High Point, N.C. - After most of the main buildings around town changed hands recently and in rapid succession - a process that's still ongoing - the showroom landscape is essentially dividing down into two shopping areas: Hamilton/Wrenn and environs for the high-end stuff and the large core buildings for the rest.
There are exceptions, of course, but as I said, the process is still ongoing. I predict that more of the smaller more agile innovators and entrepreneurial companies who essentially produce collections of individual pieces that better fit the assortment of smaller stores and serve the interior design community will be moving here as long as space lasts.
Except for Baker, which, since its arrival from Grand Rapids several decades ago, has always anchored an area, better known for high end accessories has recently been joined by Hickory Chair and Pearson, previously and seemingly out of place among volume producers in the Commerce Building. These "newcomers" stand in better context to the likes of Theodore Alexander, John Richards, Hickory White with Lillian August and now Bunny Williams who set up independently on the premises of Wesley Hall.
These shifts generate food for thought relative to the future of our entire distribution system for home furnishings in this country.

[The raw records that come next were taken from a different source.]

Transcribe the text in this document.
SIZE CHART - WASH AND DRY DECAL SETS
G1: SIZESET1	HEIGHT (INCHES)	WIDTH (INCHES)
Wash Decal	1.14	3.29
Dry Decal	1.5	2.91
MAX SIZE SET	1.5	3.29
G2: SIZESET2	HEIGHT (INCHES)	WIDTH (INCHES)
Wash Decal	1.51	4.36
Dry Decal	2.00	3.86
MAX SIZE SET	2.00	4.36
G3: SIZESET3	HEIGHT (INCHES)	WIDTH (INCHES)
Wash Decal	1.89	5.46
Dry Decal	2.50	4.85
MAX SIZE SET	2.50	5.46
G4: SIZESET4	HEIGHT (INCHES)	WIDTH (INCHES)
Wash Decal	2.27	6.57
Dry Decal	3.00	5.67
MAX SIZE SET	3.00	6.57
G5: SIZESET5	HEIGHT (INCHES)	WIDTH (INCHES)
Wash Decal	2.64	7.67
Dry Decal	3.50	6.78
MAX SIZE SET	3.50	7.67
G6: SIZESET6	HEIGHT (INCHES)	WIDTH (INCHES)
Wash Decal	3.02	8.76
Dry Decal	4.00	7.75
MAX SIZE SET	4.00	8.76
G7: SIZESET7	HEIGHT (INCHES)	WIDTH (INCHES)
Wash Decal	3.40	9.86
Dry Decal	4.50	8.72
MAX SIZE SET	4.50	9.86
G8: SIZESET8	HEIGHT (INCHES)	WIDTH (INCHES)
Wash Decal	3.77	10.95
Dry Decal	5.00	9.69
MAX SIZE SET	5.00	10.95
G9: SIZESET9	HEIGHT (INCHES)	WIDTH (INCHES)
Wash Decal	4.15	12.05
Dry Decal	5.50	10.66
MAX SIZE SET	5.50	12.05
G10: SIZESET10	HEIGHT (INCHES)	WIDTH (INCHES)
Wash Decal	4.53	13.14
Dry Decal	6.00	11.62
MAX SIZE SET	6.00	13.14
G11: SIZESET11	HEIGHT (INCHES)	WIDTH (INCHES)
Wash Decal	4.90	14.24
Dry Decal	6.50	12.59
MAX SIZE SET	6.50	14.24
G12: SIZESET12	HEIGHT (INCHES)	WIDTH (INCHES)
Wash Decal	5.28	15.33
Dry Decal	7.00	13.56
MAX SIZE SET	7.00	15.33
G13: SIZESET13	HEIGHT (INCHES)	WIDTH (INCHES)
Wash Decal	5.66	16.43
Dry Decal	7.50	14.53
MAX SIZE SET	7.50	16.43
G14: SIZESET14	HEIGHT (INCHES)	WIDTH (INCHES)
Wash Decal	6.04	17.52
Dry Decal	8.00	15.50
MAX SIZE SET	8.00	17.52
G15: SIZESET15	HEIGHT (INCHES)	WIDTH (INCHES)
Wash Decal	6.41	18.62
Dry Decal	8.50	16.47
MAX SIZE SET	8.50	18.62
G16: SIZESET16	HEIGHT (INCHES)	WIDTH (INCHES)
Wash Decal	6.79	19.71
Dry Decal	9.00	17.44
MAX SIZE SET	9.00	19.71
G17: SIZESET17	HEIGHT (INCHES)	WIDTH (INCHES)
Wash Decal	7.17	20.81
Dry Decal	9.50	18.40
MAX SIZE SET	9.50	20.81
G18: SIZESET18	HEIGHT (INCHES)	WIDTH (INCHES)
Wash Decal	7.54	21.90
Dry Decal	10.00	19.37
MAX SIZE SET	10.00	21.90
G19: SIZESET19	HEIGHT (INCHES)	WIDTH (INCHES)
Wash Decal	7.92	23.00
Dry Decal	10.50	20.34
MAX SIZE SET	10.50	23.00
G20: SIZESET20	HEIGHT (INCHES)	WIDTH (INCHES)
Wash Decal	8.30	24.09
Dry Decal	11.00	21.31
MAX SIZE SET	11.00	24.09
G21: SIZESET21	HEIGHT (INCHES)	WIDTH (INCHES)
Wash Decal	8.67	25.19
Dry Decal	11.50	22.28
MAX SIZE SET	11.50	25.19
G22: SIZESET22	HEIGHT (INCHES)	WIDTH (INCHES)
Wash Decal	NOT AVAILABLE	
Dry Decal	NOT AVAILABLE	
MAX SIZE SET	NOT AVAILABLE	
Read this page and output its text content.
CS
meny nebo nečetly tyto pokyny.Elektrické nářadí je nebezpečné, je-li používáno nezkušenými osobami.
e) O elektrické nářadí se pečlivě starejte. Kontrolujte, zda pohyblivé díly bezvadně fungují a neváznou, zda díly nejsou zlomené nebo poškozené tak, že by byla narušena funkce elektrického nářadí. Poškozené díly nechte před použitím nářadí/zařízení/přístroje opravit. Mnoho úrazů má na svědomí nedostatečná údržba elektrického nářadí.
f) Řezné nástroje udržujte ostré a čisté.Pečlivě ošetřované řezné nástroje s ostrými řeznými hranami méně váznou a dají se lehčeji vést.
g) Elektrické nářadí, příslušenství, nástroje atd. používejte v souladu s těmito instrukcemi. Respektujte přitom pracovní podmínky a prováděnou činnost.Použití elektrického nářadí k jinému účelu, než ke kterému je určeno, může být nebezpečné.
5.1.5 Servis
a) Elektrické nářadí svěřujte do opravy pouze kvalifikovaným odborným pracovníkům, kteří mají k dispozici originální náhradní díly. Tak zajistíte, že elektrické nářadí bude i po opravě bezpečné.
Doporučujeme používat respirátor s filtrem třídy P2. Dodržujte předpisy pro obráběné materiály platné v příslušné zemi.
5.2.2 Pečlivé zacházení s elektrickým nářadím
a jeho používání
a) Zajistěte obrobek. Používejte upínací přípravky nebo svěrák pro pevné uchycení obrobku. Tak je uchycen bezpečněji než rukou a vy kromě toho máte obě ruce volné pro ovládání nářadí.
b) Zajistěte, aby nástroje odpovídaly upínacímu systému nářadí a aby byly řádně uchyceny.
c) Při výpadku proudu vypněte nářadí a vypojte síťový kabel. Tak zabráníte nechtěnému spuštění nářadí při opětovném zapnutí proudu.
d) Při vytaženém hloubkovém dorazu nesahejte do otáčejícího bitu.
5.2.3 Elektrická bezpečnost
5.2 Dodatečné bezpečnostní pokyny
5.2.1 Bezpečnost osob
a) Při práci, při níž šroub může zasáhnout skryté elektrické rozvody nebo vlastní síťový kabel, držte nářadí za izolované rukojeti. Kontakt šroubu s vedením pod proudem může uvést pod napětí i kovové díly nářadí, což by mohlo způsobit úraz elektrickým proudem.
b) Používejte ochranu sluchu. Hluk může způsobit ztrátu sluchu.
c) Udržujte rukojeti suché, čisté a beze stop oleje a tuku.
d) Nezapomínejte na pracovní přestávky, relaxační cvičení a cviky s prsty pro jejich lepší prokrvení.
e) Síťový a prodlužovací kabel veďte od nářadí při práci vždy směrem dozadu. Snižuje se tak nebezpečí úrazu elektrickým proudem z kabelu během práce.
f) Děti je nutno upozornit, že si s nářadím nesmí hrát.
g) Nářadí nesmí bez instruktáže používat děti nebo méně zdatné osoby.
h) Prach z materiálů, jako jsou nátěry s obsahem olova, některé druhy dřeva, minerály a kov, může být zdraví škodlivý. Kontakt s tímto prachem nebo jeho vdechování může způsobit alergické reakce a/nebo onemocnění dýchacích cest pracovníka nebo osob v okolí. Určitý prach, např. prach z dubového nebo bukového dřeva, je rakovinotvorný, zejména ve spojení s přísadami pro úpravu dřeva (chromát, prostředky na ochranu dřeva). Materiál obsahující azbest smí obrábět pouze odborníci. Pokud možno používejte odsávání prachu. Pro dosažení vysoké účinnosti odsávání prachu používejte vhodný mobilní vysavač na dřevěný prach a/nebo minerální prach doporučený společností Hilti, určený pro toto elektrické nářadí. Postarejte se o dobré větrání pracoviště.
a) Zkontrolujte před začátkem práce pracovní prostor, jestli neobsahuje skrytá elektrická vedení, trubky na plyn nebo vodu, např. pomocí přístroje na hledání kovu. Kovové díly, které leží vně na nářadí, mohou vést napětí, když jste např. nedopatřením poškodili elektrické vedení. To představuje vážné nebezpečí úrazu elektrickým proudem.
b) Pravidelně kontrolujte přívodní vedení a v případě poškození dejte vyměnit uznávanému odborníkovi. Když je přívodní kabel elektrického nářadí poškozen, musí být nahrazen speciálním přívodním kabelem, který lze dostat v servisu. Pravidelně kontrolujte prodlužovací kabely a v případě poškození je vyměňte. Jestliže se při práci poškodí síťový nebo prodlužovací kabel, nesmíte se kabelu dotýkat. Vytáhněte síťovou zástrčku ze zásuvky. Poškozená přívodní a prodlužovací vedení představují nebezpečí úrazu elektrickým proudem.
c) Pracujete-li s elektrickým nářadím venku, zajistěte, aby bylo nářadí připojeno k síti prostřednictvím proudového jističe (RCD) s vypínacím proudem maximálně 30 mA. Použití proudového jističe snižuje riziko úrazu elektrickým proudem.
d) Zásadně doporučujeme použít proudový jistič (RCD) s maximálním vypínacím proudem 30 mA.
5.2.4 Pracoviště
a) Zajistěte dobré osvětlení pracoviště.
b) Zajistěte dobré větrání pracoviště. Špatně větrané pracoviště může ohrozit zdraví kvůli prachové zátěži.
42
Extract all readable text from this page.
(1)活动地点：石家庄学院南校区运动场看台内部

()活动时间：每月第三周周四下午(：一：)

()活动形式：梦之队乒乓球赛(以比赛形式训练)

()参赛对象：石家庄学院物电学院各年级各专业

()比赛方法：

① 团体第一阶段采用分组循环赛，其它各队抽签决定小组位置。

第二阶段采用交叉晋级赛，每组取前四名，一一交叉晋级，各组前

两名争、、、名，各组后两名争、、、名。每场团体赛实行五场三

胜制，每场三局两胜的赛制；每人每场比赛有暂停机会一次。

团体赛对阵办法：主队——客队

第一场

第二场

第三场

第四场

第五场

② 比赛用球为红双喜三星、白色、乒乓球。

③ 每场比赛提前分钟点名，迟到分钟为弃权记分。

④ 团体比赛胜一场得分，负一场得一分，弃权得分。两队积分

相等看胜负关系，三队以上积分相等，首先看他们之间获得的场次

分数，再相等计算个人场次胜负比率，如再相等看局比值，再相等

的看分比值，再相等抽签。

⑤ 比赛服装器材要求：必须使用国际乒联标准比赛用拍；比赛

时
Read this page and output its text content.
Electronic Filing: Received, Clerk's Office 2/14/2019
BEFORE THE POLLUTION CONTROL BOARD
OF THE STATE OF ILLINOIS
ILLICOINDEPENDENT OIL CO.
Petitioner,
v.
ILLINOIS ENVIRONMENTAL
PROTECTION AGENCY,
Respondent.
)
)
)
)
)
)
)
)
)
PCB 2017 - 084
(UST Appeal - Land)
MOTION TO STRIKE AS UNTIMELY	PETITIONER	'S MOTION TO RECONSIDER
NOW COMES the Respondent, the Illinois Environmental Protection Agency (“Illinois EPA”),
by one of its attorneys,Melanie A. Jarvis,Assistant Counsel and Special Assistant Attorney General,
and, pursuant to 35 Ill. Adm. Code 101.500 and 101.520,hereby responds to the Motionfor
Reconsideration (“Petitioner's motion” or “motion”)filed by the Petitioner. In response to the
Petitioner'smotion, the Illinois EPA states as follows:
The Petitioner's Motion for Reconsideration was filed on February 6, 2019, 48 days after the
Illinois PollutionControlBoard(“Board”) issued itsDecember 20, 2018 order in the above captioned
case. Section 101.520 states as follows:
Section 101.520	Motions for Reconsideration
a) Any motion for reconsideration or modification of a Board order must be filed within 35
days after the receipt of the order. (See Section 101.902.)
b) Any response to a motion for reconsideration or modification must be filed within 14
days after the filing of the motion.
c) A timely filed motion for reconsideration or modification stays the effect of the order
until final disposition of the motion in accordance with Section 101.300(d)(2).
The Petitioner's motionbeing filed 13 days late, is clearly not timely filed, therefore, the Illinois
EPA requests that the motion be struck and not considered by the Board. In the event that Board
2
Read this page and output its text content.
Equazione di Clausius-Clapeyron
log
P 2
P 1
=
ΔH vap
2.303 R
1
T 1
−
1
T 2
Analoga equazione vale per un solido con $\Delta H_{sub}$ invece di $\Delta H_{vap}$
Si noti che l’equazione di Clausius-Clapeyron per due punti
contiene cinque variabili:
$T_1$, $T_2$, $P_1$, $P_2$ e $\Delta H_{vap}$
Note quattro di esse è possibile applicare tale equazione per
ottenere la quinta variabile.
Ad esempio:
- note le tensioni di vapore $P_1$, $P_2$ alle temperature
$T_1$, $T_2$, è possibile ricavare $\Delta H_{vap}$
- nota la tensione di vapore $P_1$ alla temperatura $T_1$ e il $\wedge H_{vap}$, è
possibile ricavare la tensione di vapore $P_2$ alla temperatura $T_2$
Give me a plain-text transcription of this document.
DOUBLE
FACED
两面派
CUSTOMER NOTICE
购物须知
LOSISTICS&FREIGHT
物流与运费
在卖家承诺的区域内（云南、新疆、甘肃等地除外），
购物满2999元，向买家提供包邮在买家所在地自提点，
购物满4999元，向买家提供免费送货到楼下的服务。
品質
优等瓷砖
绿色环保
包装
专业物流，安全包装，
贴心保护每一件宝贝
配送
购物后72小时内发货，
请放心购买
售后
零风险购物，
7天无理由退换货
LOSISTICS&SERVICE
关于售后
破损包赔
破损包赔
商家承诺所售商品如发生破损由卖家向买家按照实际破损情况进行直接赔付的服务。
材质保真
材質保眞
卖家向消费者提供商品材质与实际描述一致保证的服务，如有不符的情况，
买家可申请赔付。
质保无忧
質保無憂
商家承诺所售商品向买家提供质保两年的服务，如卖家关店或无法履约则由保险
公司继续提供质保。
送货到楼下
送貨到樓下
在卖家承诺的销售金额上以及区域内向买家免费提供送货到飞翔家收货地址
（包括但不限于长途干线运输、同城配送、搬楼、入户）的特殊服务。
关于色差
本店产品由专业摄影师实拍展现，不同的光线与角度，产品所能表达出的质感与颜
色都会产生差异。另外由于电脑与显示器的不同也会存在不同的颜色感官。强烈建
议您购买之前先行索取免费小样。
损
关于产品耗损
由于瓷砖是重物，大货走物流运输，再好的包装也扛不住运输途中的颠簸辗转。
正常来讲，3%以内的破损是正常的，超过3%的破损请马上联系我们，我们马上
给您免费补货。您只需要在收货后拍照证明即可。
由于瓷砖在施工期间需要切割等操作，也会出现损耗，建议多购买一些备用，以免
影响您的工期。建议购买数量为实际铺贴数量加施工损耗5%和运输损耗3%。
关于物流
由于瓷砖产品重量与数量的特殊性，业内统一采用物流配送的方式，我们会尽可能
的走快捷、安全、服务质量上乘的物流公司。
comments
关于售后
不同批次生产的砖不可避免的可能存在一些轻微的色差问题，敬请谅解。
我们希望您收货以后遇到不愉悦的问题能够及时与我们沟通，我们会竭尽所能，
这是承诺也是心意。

If you think of the demise of many of the traditional outlets, such as Huffman Koos and Robb & Stuckey, for instance, once stalwarts of shopping for your home, and you look at the yawning emptiness of many traditional furniture stores versus the enthusiastically crowded aisles in the likes of Restoration Hardware, Crate & Barrel, Pottery Barn and William Sonoma, you know for whom the bell tolled long ago.
Outside of these long-established alternative shopping destinations for home furnishings, you see more and more small boutique retailers cropping up around the country who make it their business to really know their customers and offer meaningful service in addition to meaningful product befitting our contemporary lifestyle. Even Walmart and Target, which occupy a totally different retailing universe, are preparing for smaller formats as they discover that their super markets can overwhelm customers.
Smaller, it seems, looks beautiful to many companies eager to cease new opportunities.